Those in film production know it’s a sprint industry. Assignments are ramped up from conception to release, then dissipate and disperse just as rapidly. Work is distributed among an array of on-set, remote, creative, and technical teams; roles assigned and reassigned in a swirl of freelance, revision, and collaboration. As Alan Grow, Salt Lake-based technical co-founder of movie credits business Endcrawl, puts it, “Every film is its own distinct company with a short but high-energy lifespan, a micro-economy unto itself.”

First developed in 2012 and now a remotely distributed startup, Endcrawl answers to one final sprint in particular: the surprising amount of work it takes to make a movie’s end credits. “That scroll of names and job titles is a huge pain for post-production teams,” he explains. “There are issues with motion graphics, hierarchy, timing, renders, and editing. Getting consensus from the project’s stakeholders is tricky. It can take a really long time to get everything edited and typeset. The need for a better solution is what spurred my (now) co-founder to approach me.”

That co-founder is John “Pliny” Eremic, a film industry veteran who ran HBO’s digital delivery processes and has a consulting credit on The Great Gatsby. As Grow recalls, “I was living in New York City and dividing my time between a couple of startups I’d co-founded—an art-tech company called iLuminate, and a news reader incubated next door to The New York Times—and Pliny pitched me this idea for end credits software. I thought it was crazy. It was hard to imagine there was a big enough market to support a movie credits business; it was so niche.

“I gave Pliny some technical advice but more or less forgot about the whole thing. Six months later, he invited me to this cocktail party in Soho, and we literally started doing the napkin math. How many films does the human race make a year? How much do they currently pay for end credits? We must have had one too many drinks, because we woke up the next day and realized—‘We just agreed to start an end credits company.’”

Ten years later, the product they built has been used on over 3,000 films & TV series, from Oscar Best Picture winners Moonlight and NomadLand to shows like Tiger King and Rings of Power.

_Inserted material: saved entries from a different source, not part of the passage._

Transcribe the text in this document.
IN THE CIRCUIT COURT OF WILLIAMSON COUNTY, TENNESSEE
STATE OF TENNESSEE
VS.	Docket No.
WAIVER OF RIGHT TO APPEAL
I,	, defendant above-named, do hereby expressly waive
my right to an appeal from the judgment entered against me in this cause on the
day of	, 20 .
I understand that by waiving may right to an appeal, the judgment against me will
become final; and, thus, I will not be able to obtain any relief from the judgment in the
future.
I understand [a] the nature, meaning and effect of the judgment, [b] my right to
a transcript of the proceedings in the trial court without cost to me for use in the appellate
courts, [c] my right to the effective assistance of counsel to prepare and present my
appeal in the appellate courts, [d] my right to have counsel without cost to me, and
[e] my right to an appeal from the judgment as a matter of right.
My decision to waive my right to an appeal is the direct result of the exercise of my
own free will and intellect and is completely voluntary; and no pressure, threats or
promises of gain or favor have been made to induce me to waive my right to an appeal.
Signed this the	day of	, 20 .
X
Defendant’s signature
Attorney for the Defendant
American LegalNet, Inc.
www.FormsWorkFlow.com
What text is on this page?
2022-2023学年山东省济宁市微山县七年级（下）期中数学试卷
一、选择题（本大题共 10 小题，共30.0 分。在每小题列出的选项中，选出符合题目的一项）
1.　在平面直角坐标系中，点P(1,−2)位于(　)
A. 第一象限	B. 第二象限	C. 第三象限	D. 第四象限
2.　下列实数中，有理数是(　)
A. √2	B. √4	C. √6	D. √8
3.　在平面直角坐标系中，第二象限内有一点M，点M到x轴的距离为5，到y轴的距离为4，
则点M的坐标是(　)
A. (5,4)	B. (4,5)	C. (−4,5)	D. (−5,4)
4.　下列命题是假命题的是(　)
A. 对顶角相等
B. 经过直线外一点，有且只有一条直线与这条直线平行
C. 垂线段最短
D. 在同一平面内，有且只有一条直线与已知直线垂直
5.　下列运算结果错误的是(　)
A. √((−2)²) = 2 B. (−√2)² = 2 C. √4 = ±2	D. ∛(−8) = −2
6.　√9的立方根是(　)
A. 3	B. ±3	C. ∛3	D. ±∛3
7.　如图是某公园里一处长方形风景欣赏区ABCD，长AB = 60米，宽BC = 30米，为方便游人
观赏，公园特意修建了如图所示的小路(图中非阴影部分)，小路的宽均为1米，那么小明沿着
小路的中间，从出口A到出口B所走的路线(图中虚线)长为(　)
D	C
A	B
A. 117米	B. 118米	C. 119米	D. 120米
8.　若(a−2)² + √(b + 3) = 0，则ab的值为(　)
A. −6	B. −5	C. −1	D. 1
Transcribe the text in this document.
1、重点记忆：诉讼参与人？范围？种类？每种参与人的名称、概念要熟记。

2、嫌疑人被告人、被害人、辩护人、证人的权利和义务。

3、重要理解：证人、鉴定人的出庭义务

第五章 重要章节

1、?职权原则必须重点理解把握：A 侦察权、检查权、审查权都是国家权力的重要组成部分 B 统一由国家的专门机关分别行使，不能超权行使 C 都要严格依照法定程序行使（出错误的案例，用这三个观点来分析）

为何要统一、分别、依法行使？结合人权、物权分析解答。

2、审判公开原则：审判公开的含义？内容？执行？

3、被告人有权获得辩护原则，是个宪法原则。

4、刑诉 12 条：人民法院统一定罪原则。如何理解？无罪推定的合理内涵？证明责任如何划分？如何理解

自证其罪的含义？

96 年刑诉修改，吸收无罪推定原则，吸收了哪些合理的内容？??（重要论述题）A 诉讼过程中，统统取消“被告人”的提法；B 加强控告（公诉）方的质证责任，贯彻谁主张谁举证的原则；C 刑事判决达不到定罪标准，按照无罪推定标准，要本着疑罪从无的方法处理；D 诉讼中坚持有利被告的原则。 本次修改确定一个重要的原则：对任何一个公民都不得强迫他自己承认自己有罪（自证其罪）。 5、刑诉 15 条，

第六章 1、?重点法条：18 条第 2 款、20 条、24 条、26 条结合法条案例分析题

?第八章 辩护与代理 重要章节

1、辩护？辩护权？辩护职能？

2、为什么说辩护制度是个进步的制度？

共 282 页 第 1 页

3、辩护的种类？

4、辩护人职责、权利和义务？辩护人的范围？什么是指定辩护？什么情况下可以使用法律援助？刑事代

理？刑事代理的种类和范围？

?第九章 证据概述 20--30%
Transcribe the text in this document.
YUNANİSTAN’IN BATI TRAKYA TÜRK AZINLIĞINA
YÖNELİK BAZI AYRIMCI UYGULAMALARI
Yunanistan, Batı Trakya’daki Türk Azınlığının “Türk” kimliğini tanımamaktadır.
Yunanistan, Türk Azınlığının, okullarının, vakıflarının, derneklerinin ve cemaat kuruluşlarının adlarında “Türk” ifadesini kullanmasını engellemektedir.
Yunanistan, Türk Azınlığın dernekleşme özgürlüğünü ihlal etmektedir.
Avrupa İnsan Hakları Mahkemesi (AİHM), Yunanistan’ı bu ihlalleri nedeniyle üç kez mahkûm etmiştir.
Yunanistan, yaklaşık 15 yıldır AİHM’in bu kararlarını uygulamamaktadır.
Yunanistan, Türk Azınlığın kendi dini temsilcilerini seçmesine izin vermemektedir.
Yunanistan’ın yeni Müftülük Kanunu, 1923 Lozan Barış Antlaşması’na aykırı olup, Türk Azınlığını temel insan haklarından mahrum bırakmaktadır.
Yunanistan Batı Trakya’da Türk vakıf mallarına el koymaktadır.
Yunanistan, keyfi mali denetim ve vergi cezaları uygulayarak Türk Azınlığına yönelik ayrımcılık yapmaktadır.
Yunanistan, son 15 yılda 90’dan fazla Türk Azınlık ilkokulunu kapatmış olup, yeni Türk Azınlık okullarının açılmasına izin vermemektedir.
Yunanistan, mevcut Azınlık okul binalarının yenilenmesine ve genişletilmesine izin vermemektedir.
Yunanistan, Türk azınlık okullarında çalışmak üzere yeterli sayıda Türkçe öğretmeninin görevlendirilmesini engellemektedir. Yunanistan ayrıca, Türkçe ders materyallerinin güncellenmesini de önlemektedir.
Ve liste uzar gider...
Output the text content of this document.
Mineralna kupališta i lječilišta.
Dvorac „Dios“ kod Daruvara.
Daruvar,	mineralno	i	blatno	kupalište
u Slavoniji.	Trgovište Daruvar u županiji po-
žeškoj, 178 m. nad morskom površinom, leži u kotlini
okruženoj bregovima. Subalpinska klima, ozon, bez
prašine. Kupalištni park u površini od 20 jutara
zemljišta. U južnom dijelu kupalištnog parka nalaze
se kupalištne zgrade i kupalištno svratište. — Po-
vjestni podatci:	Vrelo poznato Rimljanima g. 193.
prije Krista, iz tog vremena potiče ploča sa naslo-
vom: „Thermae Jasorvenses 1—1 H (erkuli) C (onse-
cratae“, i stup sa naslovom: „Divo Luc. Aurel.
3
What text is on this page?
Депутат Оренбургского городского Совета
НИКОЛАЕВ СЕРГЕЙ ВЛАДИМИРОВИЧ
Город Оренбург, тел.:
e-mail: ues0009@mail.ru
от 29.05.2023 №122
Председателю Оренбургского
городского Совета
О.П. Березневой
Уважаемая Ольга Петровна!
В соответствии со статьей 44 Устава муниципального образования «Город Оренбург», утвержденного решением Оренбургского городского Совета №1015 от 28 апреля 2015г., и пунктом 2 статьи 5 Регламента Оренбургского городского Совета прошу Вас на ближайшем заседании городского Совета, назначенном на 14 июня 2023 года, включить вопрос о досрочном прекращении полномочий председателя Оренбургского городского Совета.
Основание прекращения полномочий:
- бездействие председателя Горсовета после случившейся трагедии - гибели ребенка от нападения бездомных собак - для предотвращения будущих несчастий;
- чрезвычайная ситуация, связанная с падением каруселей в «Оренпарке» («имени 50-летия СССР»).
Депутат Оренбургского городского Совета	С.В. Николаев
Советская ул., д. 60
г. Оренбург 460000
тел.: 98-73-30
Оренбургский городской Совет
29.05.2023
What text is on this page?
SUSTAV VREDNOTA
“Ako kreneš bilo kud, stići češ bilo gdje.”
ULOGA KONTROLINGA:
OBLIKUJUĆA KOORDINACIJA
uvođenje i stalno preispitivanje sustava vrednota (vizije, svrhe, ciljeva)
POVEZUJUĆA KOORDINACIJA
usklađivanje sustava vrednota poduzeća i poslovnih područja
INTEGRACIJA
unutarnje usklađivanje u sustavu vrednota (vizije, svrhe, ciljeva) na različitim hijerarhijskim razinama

“We’ve taken something everyone hates and made it slick,” says Alan. “Traditionally, even an in-house designer has technical problems with end credits. They struggle to get smooth scrolling motion, they miss typos, the typography isn’t legible. But Endcrawl cleans up that workflow, shortens the rendering and editing process, and makes your credits look great. Anyone can handle it from top to bottom. You don’t need to be a designer.”

Endcrawl has flat per-production pricing for everything from student and short films to indie films and big-budget studio affairs. Although it focused on scrolling credits in the beginning, the product now handles so-called “cards” as well, a style of end credit common with TV series.

Endcrawl is just one of several new entrants in the filmtech industry over the past decade. According to Grow, there’s a big market for these specialized creative tools. He mentions Frame.io, a cloud-based platform used by media crews to share and collaborate on raw footage, what the industry calls “dailies.” As Grow explains, these tools reduce friction and empower creators to take on complex production challenges. Frame.io was acquired by Adobe in 2021 for $1.3B.

Those creative and technical objectives seem to drive Grow’s approach to startup funding as a whole. “We raised a seed round in 2019, but we’re not on a traditional startup funding track,” he explains. “It was led by the Calm Fund, which invests with the thesis that companies can be built more sustainably and deliver more predictable results without the pressure of 1,000x, hyper-growth outcomes. This fits Endcrawl’s philosophy: we’re in it for the long haul, and we hope to help many more generations of filmmakers finish their movies.”

According to the Calm Fund’s website, the team is interested in internet storytelling, niche SaaS offerings, platforms for online communities, and development tools. They offer a unique blend of revenue and equity based financing, and a more flexible, “open book” approach to funding than traditional VCs.

Grow offers a final insight that goes beyond moviemaking: “Producing films, TV, and content in general is a huge and complex market, with a big chunk of it done remotely,” Grow says. “Hollywood has been doing it for decades and now, post-pandemic, I think a lot of other industries could borrow Hollywood’s organizational superpowers. I suspect there are plenty more opportunities in filmtech–not just to innovate filmmaking–but to pioneer the future of work as a whole.”